I do think this separation could be a good stepping stone towards that implementing the above though. Where we could eventually move the traits to thrussh-keys, thrussh could then be made generic over the keys and would have dependencies on thrussh-agent and thrussh-keys. Then the end-user could pick their key crate du jour. That would fit the auditing vision better too, because then the key logic is audited in each package, while the protocol logic is done via thrussh-agent and thrussh.

I’ll submit the patches once I’ve cleaned up the messages :) I’ll also be submitted a draft patch to radicle-keystore showing the signing example working there.

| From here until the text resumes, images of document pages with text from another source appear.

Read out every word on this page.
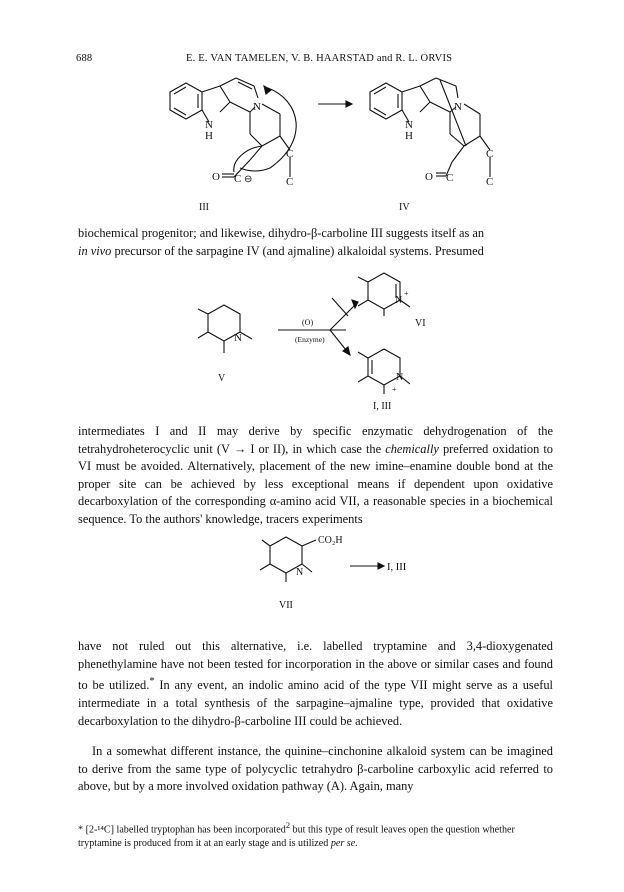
688	E. E. VAN TAMELEN, V. B. HAARSTAD and R. L. ORVIS
N
H
N
C
C
O C ⊖
III
N
H
N
C
C
O C
IV

biochemical progenitor; and likewise, dihydro-β-carboline III suggests itself as an

in vivo precursor of the sarpagine IV (and ajmaline) alkaloidal systems. Presumed

N
V
(O)
(Enzyme)
N
+
VI
N
+
I, III

intermediates I and II may derive by specific enzymatic dehydrogenation of the tetrahydroheterocyclic unit (V → I or II), in which case the chemically preferred oxidation to VI must be avoided. Alternatively, placement of the new imine–enamine double bond at the proper site can be achieved by less exceptional means if dependent upon oxidative decarboxylation of the corresponding α-amino acid VII, a reasonable species in a biochemical sequence. To the authors' knowledge, tracers experiments

N
CO₂H
I, III
VII

have not ruled out this alternative, i.e. labelled tryptamine and 3,4-dioxygenated phenethylamine have not been tested for incorporation in the above or similar cases and found to be utilized.* In any event, an indolic amino acid of the type VII might serve as a useful intermediate in a total synthesis of the sarpagine–ajmaline type, provided that oxidative decarboxylation to the dihydro-β-carboline III could be achieved.

In a somewhat different instance, the quinine–cinchonine alkaloid system can be imagined to derive from the same type of polycyclic tetrahydro β-carboline carboxylic acid referred to above, but by a more involved oxidation pathway (A). Again, many

* [2-¹⁴C] labelled tryptophan has been incorporated$^2$ but this type of result leaves open the question whether tryptamine is produced from it at an early stage and is utilized per se.
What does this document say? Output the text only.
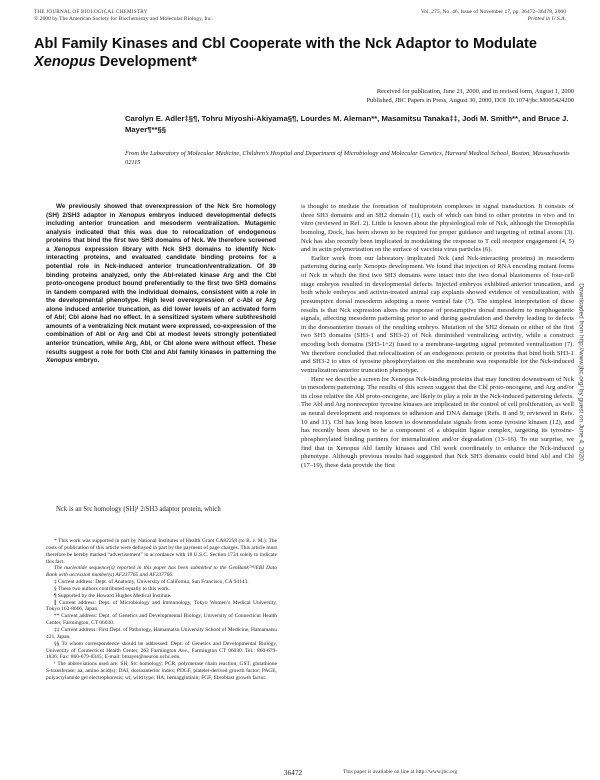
THE JOURNAL OF BIOLOGICAL CHEMISTRY
© 2000 by The American Society for Biochemistry and Molecular Biology, Inc.
Vol. 275, No. 46, Issue of November 17, pp. 36472–36478, 2000
Printed in U.S.A.
Abl Family Kinases and Cbl Cooperate with the Nck Adaptor to Modulate Xenopus Development*
Received for publication, June 21, 2000, and in revised form, August 1, 2000
Published, JBC Papers in Press, August 30, 2000, DOI 10.1074/jbc.M005424200
Carolyn E. Adler‡§¶, Tohru Miyoshi-Akiyama§¶, Lourdes M. Aleman**, Masamitsu Tanaka‡‡, Jodi M. Smith**, and Bruce J. Mayer¶**§§
From the Laboratory of Molecular Medicine, Children’s Hospital and Department of Microbiology and Molecular Genetics, Harvard Medical School, Boston, Massachusetts 02115
We previously showed that overexpression of the Nck Src homology (SH) 2/SH3 adaptor in Xenopus embryos induced developmental defects including anterior truncation and mesoderm ventralization. Mutagenic analysis indicated that this was due to relocalization of endogenous proteins that bind the first two SH3 domains of Nck. We therefore screened a Xenopus expression library with Nck SH3 domains to identify Nck-interacting proteins, and evaluated candidate binding proteins for a potential role in Nck-induced anterior truncation/ventralization. Of 39 binding proteins analyzed, only the Abl-related kinase Arg and the Cbl proto-oncogene product bound preferentially to the first two SH3 domains in tandem compared with the individual domains, consistent with a role in the developmental phenotype. High level overexpression of c-Abl or Arg alone induced anterior truncation, as did lower levels of an activated form of Abl; Cbl alone had no effect. In a sensitized system where subthreshold amounts of a ventralizing Nck mutant were expressed, co-expression of the combination of Abl or Arg and Cbl at modest levels strongly potentiated anterior truncation, while Arg, Abl, or Cbl alone were without effect. These results suggest a role for both Cbl and Abl family kinases in patterning the Xenopus embryo.
Nck is an Src homology (SH)¹ 2/SH3 adaptor protein, which

* This work was supported in part by National Institutes of Health Grant CA82258 (to B. J. M.). The costs of publication of this article were defrayed in part by the payment of page charges. This article must therefore be hereby marked “advertisement” in accordance with 18 U.S.C. Section 1734 solely to indicate this fact.

The nucleotide sequence(s) reported in this paper has been submitted to the GenBank™/EBI Data Bank with accession number(s) AF237765 and AF237766.

‡ Current address: Dept. of Anatomy, University of California, San Francisco, CA 94143.

§ These two authors contributed equally to this work.

¶ Supported by the Howard Hughes Medical Institute.

∥ Current address: Dept. of Microbiology and Immunology, Tokyo Women’s Medical University, Tokyo 162-8666, Japan.

** Current address: Dept. of Genetics and Developmental Biology, University of Connecticut Health Center, Farmington, CT 06030.

‡‡ Current address: First Dept. of Pathology, Hamamatsu University School of Medicine, Hamamatsu 431, Japan.

§§ To whom correspondence should be addressed: Dept. of Genetics and Developmental Biology, University of Connecticut Health Center, 263 Farmington Ave., Farmington CT 06030. Tel.: 860-679-1836; Fax: 860-679-8345; E-mail: bmayer@neuron.uchc.edu.

¹ The abbreviations used are: SH, Src homology; PCR, polymerase chain reaction; GST, glutathione S-transferase; aa, amino acid(s); DAI, dorsoanterior index; PDGF, platelet-derived growth factor; PAGE, polyacrylamide gel electrophoresis; wt, wild type; HA, hemagglutinin; FGF, fibroblast growth factor.

is thought to mediate the formation of multiprotein complexes in signal transduction. It consists of three SH3 domains and an SH2 domain (1), each of which can bind to other proteins in vivo and in vitro (reviewed in Ref. 2). Little is known about the physiological role of Nck, although the Drosophila homolog, Dock, has been shown to be required for proper guidance and targeting of retinal axons (3). Nck has also recently been implicated in modulating the response to T cell receptor engagement (4, 5) and in actin polymerization on the surface of vaccinia virus particles (6).

Earlier work from our laboratory implicated Nck (and Nck-interacting proteins) in mesoderm patterning during early Xenopus development. We found that injection of RNA encoding mutant forms of Nck in which the first two SH3 domains were intact into the two dorsal blastomeres of four-cell stage embryos resulted in developmental defects. Injected embryos exhibited anterior truncation, and both whole embryos and activin-treated animal cap explants showed evidence of ventralization, with presumptive dorsal mesoderm adopting a more ventral fate (7). The simplest interpretation of these results is that Nck expression alters the response of presumptive dorsal mesoderm to morphogenetic signals, affecting mesoderm patterning prior to and during gastrulation and thereby leading to defects in the dorsoanterior tissues of the resulting embryo. Mutation of the SH2 domain or either of the first two SH3 domains (SH3-1 and SH3-2) of Nck diminished ventralizing activity, while a construct encoding both domains (SH3-1+2) fused to a membrane-targeting signal promoted ventralization (7). We therefore concluded that relocalization of an endogenous protein or proteins that bind both SH3-1 and SH3-2 to sites of tyrosine phosphorylation on the membrane was responsible for the Nck-induced ventralization/anterior truncation phenotype.

Here we describe a screen for Xenopus Nck-binding proteins that may function downstream of Nck in mesoderm patterning. The results of this screen suggest that the Cbl proto-oncogene, and Arg and/or its close relative the Abl proto-oncogene, are likely to play a role in the Nck-induced patterning defects. The Abl and Arg nonreceptor tyrosine kinases are implicated in the control of cell proliferation, as well as neural development and responses to adhesion and DNA damage (Refs. 8 and 9; reviewed in Refs. 10 and 11). Cbl has long been known to downmodulate signals from some tyrosine kinases (12), and has recently been shown to be a component of a ubiquitin ligase complex, targeting its tyrosine-phosphorylated binding partners for internalization and/or degradation (13–16). To our surprise, we find that in Xenopus Abl family kinases and Cbl work coordinately to enhance the Nck-induced phenotype. Although previous results had suggested that Nck SH3 domains could bind Abl and Cbl (17–19), these data provide the first

36472	This paper is available on line at http://www.jbc.org
Downloaded from http://www.jbc.org/ by guest on June 4, 2020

fintohaps added a change on August 16, 2021
Create agent package, which generic over keys The main aim of this patch is to separate the agent code away from the specific key implementations. This required making the mention of keys in `agent/client.rs` and `agent/server.rs` generic. The logic that involved the keys is captured in a set of traits. All of this code now lives in `thrussh-agent`. A side-effect of this reorganisation was the carving out of `thrussh-encoding`. Since the the `encoding.rs` logic was standalone, it now lives in its own package, so that other dependencies can rely on it for implementing the agent's traits. The key types in `thrussh-keys` implement the agent's traits. The rest of the changes are fixing up the `thrussh-keys` and `thrussh` crates with the corresponding type changes, such as introducing `Error` enums and renaming of imports.
IVSHPDNR6PQRZGJXJLPG2AG5GOXQLAALKD6WWBE4XYUEGAB24EHAC
fintohaps on August 16, 2021

Here’s the corresponding intergation work https://github.com/radicle-dev/radicle-keystore/pull/18

fintohaps added a change on August 19, 2021
Create agent package, which generic over keys The main aim of this patch is to separate the agent code away from the specific key implementations. This required making the mention of keys in `agent/client.rs` and `agent/server.rs` generic. The logic that involved the keys is captured in a set of traits. All of this code now lives in `thrussh-agent`. A side-effect of this reorganisation was the carving out of `thrussh-encoding`. Since the the `encoding.rs` logic was standalone, it now lives in its own package, so that other dependencies can rely on it for implementing the agent's traits. The key types in `thrussh-keys` implement the agent's traits. The rest of the changes are fixing up the `thrussh-keys` and `thrussh` crates with the corresponding type changes, such as introducing `Error` enums and renaming of imports. created on August 16, 2021
VK5CSP727IVAYHHI7FZJLES6F4YCR3S5GDSZHVPAR5XSPINGZEVAC
fintohaps added a change on August 19, 2021
Make the agent agnostic to async runtimes This patch allows the server and client streams to be agnostic to the async runtime. It achieves this by abstracting out the common methods that invlove the specific runtime. For a client this means connecting to the particular stream and being able to read a response from it. For a server this means the run loop and spawning a thread for revoking a key with a lifetime constraint. In both cases, the functionality is captured in traits. These traits are then implemented by the specific runtimes, currently tokio and smol. Each of these modules is hidden behind a feature flag "tokio-agent" and "smol-agent". For convenience, "tokio-agent" is on by default.
GNTMCGTBA3QCXVBC3AFD72CVFWLDS3N52M36ABWFLCBDQDNEYD5AC
fintohaps on August 19, 2021

I’m also including a patch for being generic on the runtime :)

fintohaps on September 8, 2021

@pmeunier any chance you were able to look at these patches? Anything I could do to help the review?